Marketing and advertising
By 1955, just one year after Trix's market debut, General Mills experimented with a rabbit puppet as a potential Trix mascot.[7] Joe Harris, a copywriter and illustrator at the Dancer Fitzgerald Sample advertising agency, created the trademark animated "Silly Rabbit", who debuted in a 1959 television commercial for the cereal.[1][8][9] Harris also wrote the famous Trix tagline, "Silly rabbit, Trix are for kids!", which is still used in General Mills' commercial campaigns. It is also used at the end of every commercial: children state to the rabbit that the cereal itself is for them only.[1][8]
Chet Stover, creative director of the Trix account at Dancer Fitzgerald Sample, fully credited Harris with the creation of the Trix rabbit after viewing the new character in its 1959 television commercial for the cereal.[1][8] In an internal memo to Dancer Fitzgerald Sample employees, Stover wrote, "In a business where the only thing we have to sell are ideas, it is of first importance the credit is given where credit belongs — and Joe gets all the credit for this one."[1][8]
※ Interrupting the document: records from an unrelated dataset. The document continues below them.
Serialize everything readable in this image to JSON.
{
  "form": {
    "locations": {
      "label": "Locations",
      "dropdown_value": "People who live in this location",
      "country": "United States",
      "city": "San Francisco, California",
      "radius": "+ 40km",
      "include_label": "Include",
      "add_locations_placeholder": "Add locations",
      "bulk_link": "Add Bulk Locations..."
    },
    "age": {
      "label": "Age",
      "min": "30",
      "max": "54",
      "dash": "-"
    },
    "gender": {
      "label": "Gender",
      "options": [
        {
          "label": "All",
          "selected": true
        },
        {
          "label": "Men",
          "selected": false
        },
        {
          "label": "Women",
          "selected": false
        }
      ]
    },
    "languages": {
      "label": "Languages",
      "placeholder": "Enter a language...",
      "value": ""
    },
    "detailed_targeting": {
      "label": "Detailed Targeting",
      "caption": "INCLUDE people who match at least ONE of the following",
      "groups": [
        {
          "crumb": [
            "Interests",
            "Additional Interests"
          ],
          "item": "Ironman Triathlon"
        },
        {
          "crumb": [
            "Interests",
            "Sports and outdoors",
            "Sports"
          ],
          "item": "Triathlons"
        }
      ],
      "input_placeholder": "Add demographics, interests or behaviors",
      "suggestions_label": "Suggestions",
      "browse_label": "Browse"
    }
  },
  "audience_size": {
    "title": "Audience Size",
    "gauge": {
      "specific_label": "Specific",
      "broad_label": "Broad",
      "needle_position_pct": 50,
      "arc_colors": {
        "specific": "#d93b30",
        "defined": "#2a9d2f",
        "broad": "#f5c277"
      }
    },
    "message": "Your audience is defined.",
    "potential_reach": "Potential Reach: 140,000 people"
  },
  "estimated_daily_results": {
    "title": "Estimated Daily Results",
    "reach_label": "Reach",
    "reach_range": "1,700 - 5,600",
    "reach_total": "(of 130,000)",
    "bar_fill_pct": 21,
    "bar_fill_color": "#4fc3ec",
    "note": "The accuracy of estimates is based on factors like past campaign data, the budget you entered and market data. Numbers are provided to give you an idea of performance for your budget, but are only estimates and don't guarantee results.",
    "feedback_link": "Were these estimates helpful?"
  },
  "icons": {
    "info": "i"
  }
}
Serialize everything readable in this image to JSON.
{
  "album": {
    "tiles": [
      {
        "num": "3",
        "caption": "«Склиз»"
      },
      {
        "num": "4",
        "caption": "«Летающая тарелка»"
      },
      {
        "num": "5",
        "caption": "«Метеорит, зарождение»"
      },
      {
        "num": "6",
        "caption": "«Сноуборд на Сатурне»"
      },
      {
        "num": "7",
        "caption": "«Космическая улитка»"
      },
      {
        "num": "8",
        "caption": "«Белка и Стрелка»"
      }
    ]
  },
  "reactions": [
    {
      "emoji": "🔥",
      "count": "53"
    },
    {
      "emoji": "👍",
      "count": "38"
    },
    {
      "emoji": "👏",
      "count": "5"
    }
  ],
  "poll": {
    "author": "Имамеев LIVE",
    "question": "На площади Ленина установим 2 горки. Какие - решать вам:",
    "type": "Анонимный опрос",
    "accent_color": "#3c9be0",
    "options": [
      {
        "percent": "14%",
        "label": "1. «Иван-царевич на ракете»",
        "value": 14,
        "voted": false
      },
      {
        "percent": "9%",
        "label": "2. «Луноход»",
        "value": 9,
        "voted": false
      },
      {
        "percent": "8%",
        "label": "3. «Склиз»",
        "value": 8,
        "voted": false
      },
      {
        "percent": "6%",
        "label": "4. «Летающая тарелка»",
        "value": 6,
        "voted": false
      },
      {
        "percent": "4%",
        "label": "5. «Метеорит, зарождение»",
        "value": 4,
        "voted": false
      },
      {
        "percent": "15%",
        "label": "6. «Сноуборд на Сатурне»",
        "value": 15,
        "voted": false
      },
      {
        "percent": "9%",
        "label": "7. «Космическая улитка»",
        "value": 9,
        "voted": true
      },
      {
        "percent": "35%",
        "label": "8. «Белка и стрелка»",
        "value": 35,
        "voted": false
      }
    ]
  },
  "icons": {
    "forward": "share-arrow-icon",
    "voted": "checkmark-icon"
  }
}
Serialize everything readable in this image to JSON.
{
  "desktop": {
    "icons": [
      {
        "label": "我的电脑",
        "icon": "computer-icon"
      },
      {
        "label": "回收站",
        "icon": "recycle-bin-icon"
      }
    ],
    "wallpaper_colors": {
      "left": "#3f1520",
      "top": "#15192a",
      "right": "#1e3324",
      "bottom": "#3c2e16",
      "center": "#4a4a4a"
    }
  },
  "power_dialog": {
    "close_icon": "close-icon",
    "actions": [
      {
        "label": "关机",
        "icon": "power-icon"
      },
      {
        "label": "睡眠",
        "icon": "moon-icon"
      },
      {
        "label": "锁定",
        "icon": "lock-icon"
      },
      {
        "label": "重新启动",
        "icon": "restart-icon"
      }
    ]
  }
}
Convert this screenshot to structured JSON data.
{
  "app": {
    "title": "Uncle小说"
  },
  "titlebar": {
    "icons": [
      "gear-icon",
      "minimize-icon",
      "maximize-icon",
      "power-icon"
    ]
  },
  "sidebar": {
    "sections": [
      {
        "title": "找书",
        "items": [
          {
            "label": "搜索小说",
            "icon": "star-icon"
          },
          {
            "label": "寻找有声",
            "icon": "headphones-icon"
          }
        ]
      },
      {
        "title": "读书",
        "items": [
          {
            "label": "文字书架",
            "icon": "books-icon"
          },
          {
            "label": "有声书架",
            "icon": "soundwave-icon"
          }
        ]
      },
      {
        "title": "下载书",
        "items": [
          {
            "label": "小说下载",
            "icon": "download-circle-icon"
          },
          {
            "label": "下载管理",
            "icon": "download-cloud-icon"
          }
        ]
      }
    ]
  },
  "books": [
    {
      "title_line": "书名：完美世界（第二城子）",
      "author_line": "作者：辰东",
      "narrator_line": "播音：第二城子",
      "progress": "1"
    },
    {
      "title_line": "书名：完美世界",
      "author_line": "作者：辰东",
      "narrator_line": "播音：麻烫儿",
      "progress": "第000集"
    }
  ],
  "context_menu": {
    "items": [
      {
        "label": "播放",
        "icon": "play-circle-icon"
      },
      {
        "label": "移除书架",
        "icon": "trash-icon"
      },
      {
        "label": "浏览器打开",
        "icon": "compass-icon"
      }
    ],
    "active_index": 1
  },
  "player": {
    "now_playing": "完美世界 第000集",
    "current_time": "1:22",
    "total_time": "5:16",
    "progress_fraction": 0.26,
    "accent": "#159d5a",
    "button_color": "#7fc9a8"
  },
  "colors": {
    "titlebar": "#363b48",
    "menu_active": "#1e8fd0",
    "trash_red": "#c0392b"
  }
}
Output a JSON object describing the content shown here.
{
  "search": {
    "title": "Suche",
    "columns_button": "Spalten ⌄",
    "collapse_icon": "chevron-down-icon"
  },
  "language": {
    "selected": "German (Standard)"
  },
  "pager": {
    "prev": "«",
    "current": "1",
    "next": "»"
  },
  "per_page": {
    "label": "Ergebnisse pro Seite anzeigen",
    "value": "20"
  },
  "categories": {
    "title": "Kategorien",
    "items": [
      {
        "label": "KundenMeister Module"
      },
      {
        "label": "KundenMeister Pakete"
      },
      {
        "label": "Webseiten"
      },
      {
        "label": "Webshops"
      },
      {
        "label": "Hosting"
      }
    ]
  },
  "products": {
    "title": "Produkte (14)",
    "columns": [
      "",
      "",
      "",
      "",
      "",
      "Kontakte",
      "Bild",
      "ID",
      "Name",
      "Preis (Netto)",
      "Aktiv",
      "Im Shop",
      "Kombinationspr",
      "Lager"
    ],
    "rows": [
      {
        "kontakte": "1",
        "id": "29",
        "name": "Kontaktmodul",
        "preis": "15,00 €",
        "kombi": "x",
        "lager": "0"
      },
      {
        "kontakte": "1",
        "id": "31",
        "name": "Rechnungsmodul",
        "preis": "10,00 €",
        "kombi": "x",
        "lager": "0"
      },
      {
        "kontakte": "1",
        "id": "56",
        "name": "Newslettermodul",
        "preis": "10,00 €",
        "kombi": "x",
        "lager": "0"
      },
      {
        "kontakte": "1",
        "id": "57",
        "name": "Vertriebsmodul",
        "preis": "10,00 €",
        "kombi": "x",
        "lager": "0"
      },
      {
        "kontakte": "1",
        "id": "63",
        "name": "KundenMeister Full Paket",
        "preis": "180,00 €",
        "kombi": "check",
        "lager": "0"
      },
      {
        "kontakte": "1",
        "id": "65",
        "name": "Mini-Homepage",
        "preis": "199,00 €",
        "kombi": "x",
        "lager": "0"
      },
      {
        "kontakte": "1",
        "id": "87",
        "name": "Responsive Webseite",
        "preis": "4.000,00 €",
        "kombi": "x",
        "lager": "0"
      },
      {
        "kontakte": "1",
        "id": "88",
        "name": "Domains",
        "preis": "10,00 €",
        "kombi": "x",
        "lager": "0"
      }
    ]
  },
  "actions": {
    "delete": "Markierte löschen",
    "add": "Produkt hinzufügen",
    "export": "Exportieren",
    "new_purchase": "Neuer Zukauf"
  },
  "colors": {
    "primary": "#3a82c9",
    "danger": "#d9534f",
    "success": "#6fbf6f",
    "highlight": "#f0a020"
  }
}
The Trix Rabbit—voiced by Mort Marshall in earlier commercials, and by Russell Horton in later commercials—is an anthropomorphic cartoon rabbit who finds children and wants to trick the children into giving him a bowl of cereal. He bursts with enthusiasm but is discovered every time. The kids always reprimand him with the signature phrase: "Silly rabbit, Trix are for kids!" at the end of the commercials.[10] These ads in the late 1960s and early 1970s sometimes closed with the Trix Rabbit following up with "And sometimes for tricky rabbits!" (This happened in case he managed to have a taste or he had a secret stash.) The Trix Rabbit originated as a puppet before he was animated. The plight of the Trix Rabbit has drawn comparisons to Sisyphus, a Greek figure who was doomed to endlessly repeat a futile task.[11] He did succeed in obtaining and eating Trix cereal on occasion, including five times as the result of a box top mail-in contest (1968, 1976, 1980, 1984, and 1991) titled "Let The Rabbit Eat Trix".[12] The results of the vote were overwhelmingly "yes", and the Trix Rabbit was depicted in a subsequent commercial enjoying a bowl of Trix.[13] Children who voted received a button based upon their vote in the election. In 1991, the Trix Rabbit won a Tour de Trix Bicycle Race. At the end of the race, two judges are arguing about whether or not the Trix Rabbit should get the prize.
In commercials from 1967, the 1970s, and the 1980s, the Trix Rabbit disguised himself to get the cereal, employing costumes as diverse as a balloon vendor, a painter and an American Indian. One alternate slogan for the cereal was, "Oranges, Lemons, and Grapes I see; the fruit taste of Trix is all for me!". Once, Bugs Bunny helped the Trix Rabbit in an attempt to get the cereal.[15]
The Trix Rabbit's popularity led him to appear in commercials for other products, such as a Got Milk? advertisement, in which he disguises himself as a man (played by Harland Williams) taking Trix from a grocery store but realizing he is out of milk, much to his distress.[16]